= Omar Ebrahim =

English singer

Omar Ebrahim (born 6 September 1956 in Greasbrough, Rotherham, South Yorkshire) is an English baritone vocalist. He specializes in the performance of contemporary classical music.

He studied voice at the Guildhall School of Music and Drama, then spent a performing apprenticeship at the Royal Shakespeare Company and in the Glyndebourne chorus, performing the role of Schaunard in La bohème for the Glyndebourne Touring Opera in 1980.

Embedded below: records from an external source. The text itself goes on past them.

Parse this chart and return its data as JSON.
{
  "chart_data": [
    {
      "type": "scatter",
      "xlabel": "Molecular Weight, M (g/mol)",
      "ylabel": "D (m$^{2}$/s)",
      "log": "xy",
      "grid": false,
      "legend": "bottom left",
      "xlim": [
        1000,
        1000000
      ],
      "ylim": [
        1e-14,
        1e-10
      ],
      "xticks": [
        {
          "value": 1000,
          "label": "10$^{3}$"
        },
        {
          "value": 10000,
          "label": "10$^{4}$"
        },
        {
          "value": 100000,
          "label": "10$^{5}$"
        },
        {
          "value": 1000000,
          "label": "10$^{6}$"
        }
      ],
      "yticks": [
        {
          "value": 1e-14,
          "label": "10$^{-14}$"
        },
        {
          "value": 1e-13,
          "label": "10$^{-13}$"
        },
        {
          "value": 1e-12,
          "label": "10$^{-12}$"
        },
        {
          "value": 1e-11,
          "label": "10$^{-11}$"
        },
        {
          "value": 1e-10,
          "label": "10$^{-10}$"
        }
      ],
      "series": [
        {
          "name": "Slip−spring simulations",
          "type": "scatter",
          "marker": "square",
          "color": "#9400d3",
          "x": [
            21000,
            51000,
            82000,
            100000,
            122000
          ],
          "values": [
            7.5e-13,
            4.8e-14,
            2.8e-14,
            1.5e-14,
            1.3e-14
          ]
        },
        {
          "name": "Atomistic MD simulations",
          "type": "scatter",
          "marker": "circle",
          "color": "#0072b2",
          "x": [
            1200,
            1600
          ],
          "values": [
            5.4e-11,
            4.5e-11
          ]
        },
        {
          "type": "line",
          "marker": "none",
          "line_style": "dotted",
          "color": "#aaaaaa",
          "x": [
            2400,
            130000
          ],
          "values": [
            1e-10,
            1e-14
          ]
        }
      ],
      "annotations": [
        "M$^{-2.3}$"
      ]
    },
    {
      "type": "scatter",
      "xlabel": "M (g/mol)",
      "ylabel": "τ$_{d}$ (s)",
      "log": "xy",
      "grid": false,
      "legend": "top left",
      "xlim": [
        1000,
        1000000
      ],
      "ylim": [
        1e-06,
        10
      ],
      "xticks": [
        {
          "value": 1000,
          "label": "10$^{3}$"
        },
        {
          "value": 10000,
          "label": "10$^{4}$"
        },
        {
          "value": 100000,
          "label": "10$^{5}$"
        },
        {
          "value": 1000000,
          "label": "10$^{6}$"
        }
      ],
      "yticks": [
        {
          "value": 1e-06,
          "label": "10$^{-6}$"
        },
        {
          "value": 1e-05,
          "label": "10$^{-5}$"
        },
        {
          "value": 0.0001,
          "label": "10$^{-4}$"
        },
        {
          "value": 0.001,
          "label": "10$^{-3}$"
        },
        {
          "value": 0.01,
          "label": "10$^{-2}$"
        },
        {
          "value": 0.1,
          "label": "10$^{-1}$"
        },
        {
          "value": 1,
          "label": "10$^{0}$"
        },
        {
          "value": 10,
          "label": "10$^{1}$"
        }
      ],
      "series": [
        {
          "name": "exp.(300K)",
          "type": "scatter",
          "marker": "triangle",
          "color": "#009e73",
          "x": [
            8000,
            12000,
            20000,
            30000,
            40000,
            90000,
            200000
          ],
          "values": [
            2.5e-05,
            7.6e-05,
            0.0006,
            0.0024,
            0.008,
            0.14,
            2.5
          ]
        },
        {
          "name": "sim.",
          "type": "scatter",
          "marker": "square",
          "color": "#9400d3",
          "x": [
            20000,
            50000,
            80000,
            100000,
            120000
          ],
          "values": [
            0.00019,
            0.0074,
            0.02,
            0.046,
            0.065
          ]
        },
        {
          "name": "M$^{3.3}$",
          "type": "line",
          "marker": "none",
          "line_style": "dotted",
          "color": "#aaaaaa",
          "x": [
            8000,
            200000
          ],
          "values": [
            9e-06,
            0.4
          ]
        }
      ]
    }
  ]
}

He has sung in performances of contemporary operas and other works by Nigel Osborne, Michael Tippett, Harrison Birtwistle, Luciano Berio, Philip Glass, Peter Lieberson, Frank Zappa, György Ligeti, Peter Eötvös, and Michael Nyman. In 1992 he sang the title role in the BBC miniseries The Vampyr: A Soap Opera, an updated version of Heinrich Marschner's opera Der Vampyr. In 2008, he created the role of "The Fool" in Liza Lim's opera The Navigator at the Brisbane Festival. He has also participated in performances of operas by Giacomo Puccini, Giuseppe Verdi, Kurt Weill, Georges Bizet, and Gilbert and Sullivan.

Ebrahim teaches voice at Trinity College of Music in Greenwich, London.